Twenty-two years ago I started something: Albariño in the New World. Right here on a plot of tough soil in southern Napa Valley in 1997 I established a small plot of Albariño vines with budwood that originated from the Morgadio estate in Rias Baixas, Galicia. Those vines produced the first New World bottles of the variety with vintage 1999. I’ve made Albariño from this vineyard every year since (except for 2008, when I was working in Spain), first under the Havens Wine Cellars brand, then more recently with my friend Morgan Twain-Peterson under the Abrente label. I took over these Albarino vines for Cave Dog with the 2016 vintage.

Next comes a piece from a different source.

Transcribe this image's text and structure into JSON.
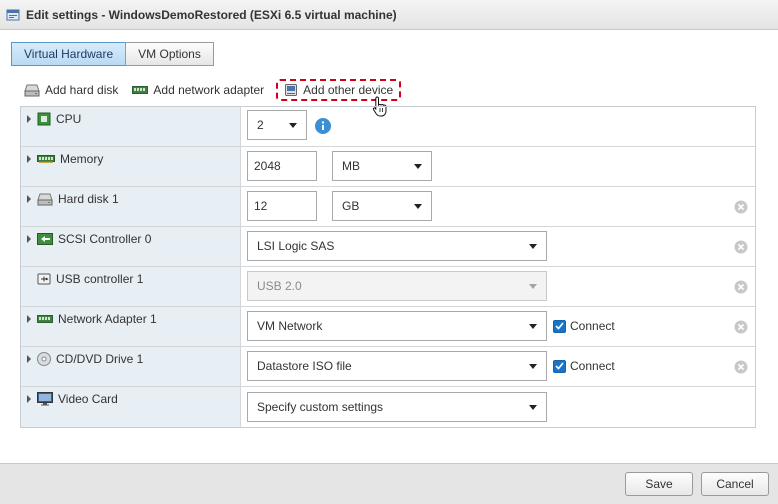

The 2018 growing season in Northern California was quite a contrast to the previous year: after a warm, dry Spring, moderate temperatures prevailed virtually the entire Summer and into Fall. With higher crop levels for most all vineyards, this led to delayed ripening (3 weeks later than the warm 2017). The resulting wines are some of the finest and most precise I recall in many years here.

In this year’s Albariño that translates to a bright, clean wine that has more cut and linear structure, though the alcohol is exactly the same as the previous vintage. While this clarity is undeniable, the exuberant fruit peeks out already, almost a sweet perception in the finish, despite the wine being completely dry (<.2 gr/L).

One of Albariño’s notable attributes is its affinity with a wide range of foods: not only the obvious (oysters and all shellfish), but also spicy dishes (Latin picante) and Asian saucing (Thai, Japanese, Indonesian). My chef wife loves it with her wild mushroom and goat cheese lasagna.


In 2008, I had the chance to work the vintage with Ricardo Perez at Descendientes de J. Palacios, in Bierzo, northwestern Spain. Through that experience I got a chance to drink a fascinating wine that was new to me, made from the Godello grape in nearby Valdeorras, Galicia. While there is a little Godello in Bierzo (and I got to sample it in some random vines there), most of it grows in Galicia, but also in nearby Northern Portugal. I visited Rafael Palacios, Ricardo’s uncle, who makes what many think is the best white wine in Spain, As Sortes. Rafael agreed to supply me with budwood from his Godello vineyards.

[Esoteric sidebar: In Portugal, this variety is now known as Gouveio. Formerly it was known as Verdelho in the Douro, though it is distinct from the grape of that name grown on Madera. So now it’s Gouveio in Portugal, Godello in Spain.]

In 2009, working with grower friend John Baillie in Sonoma Valley, just off Sonoma Mountain, I oversaw the grafting of the first vineyard of Godello in California. Morgan Twain-Peterson and I produced the first U.S. Godello from those vines in 2012, under our Abrente label.

So, having now registered both Albariño and Godello with TTB, I guess I’m the premier Galician white wine guy in California. And I just had to continue that: starting in 2016 I have produced a very small cuvee of Godello under my Cave Dog label.

The 2018 Godello continues the direction I set on beginning in 2016, harvesting with decreasing sugars for lower alcohol, brighter fruit, and more specifically varietal textures. It features the yellow plum, honey note, and waxy texture native to the variety, a little richer than the Albariño, but still with a lively mouthfeel that keeps it fresh. Fermentation and aging on the lees in neutral white barrels has added complexity, though blocking malo-lactic keeps the primary fruit front and center. Some people have suggested Godello as an alternative to Chardonnay, but I think that’s only a distant parallel; it is a unique variety, and has multiple expressions in Spain and Portugal. In Sonoma Valley it offers challenges in the vineyard, but its character has now been consistent over the last seven years, and working with owner Bill Lightner we have learned how to coax out its best. I like this wine very well with fish, white pastas, and with my wife’s marvelous pan-roasted chicken.